Rhea Perlman was initially reported to appear in the film, but scenes with her do not appear in the film's final cut.

== Reception ==
=== Critical response ===
On Rotten Tomatoes the film has an approval rating of 33% based on reviews from 18 critics, with an average rating of 4.45/10. On Metacritic the film has a weighted average score of 38 out of 100 based on reviews from 12 critics, indicating "generally unfavorable reviews".

Writing for The New York Times, Stephen Holden opined that the film "evokes forerunners as dissimilar as Moonstruck and After Hours in its eccentric mix of the everyday and the surreal" but "more often than not confuses eccentricity with originality" and ends up as a "sweet-natured, low-testosterone trifle."

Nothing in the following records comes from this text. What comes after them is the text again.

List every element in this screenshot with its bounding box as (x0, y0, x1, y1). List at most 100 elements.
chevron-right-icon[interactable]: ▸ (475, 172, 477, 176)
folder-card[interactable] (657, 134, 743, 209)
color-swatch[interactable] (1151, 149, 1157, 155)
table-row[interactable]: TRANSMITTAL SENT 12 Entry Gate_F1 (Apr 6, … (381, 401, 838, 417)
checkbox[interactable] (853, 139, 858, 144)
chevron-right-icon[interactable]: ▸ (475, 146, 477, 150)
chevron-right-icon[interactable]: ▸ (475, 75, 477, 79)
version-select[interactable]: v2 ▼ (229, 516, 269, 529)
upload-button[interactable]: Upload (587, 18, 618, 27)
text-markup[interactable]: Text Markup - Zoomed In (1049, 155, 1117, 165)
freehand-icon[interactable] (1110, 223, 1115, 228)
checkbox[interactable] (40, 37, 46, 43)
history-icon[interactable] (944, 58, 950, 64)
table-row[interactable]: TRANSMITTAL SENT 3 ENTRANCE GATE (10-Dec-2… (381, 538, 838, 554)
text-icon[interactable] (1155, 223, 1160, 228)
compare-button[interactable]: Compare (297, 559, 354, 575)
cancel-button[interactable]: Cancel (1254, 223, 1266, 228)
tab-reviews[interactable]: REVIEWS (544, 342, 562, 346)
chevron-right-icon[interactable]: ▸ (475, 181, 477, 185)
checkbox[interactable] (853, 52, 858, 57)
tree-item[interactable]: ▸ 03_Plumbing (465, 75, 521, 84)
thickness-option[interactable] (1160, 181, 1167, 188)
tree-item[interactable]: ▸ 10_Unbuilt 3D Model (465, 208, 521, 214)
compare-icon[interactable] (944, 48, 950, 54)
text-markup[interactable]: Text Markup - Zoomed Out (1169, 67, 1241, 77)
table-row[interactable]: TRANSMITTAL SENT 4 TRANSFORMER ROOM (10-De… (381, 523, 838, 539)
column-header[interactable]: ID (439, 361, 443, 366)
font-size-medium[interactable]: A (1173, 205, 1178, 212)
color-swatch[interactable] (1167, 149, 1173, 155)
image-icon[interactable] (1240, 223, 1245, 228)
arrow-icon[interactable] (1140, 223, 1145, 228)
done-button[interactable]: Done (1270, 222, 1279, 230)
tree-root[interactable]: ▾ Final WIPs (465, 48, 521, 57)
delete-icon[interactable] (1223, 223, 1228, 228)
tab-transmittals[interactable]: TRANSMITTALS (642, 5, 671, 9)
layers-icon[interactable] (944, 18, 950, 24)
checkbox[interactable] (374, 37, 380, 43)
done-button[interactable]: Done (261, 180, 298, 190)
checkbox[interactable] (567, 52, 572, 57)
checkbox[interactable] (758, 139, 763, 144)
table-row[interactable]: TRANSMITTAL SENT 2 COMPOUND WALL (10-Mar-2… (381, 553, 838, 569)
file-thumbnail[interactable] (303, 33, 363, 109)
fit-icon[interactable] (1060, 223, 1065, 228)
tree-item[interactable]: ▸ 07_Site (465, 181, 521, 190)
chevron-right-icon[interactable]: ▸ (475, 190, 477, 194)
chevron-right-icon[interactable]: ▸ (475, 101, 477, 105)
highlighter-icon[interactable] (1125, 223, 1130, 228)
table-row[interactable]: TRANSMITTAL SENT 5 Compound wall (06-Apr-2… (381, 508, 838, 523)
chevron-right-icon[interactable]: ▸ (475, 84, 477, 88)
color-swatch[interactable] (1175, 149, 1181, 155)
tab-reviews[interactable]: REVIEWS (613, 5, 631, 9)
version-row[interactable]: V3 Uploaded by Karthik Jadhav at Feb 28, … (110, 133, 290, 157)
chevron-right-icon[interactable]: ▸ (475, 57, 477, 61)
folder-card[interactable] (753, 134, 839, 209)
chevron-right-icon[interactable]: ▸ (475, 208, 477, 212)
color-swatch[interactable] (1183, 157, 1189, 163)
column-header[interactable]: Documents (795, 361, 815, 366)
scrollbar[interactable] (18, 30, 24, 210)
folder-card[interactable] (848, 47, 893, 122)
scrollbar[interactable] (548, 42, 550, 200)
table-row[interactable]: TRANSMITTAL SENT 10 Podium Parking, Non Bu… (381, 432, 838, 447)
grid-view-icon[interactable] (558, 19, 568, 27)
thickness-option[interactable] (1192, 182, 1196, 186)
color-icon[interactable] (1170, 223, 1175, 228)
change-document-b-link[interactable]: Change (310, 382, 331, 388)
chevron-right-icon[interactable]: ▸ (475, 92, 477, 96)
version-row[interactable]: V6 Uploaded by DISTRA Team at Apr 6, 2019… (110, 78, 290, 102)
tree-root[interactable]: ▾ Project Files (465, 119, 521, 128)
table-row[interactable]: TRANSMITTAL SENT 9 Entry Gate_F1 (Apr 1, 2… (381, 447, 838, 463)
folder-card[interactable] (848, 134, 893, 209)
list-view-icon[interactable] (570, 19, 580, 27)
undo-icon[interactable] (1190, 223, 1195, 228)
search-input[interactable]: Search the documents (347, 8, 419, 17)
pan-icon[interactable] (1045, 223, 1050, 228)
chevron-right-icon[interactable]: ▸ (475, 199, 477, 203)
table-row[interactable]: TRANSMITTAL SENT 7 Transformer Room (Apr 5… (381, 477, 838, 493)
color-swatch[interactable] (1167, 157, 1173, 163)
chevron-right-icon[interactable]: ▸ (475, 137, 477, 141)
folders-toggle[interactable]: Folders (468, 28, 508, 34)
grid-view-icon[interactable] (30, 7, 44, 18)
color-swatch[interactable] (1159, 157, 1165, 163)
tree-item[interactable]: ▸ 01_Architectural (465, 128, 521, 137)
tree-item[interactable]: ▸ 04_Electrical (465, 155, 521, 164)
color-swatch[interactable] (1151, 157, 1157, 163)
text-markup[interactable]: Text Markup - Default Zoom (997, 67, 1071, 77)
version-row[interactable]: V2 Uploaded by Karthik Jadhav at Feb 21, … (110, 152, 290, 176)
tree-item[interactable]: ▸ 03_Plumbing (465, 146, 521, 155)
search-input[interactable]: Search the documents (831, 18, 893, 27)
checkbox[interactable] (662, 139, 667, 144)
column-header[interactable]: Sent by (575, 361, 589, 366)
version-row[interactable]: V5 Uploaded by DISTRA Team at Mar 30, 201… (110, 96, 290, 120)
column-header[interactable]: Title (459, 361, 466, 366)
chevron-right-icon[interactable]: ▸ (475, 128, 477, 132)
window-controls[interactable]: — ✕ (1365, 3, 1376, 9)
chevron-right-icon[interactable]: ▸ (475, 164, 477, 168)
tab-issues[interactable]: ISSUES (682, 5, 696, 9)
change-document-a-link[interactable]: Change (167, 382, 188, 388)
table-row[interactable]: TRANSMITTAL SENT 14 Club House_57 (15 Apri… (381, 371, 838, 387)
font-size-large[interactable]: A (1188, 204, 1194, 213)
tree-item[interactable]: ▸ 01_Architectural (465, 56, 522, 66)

The Hollywood Reporters Frank Scheck wrote positively of the actors' performances, stating Hall has a "natural charisma" and that Liu is "appealing and funny", while adding that Fonda displays "gravitas and sly humor". However, Scheck found that film "feels far too pleased with itself". NPR reviewer Ian Buckwalter found the characters in the book "full of color and whimsy on the page" but, in the film, "without the time or space to flesh them out more, their quirks seem labored and forced." Varietys Dennis Harvey also wrote a lukewarm review, stating "Aiming for the delightfully offbeat, [The Trouble with Bliss] instead feels rudderless and incomplete, kept watchable by performers nonetheless undermined by their material. The appealing Hall has little to do beyond look befuddled; Larson and Liu are stuck playing the kind of ill-conceived screwball-movie women whose main quirks consist of being exasperating and irrational."

=== Box office ===
The film opened in limited release, earning and opening weekend gross of $4,618. Its final box office gross was $9,000.

===Accolades===

The Trouble with Bliss won Best Narrative Feature at the 2011 San Diego Film Festival. It was the opening-night film at the 2011 Naples International Film Festival and at the 2011 Newport Beach Film Festival.

The film was nominated for Best Editing at the 2011 Woodstock Film Festival.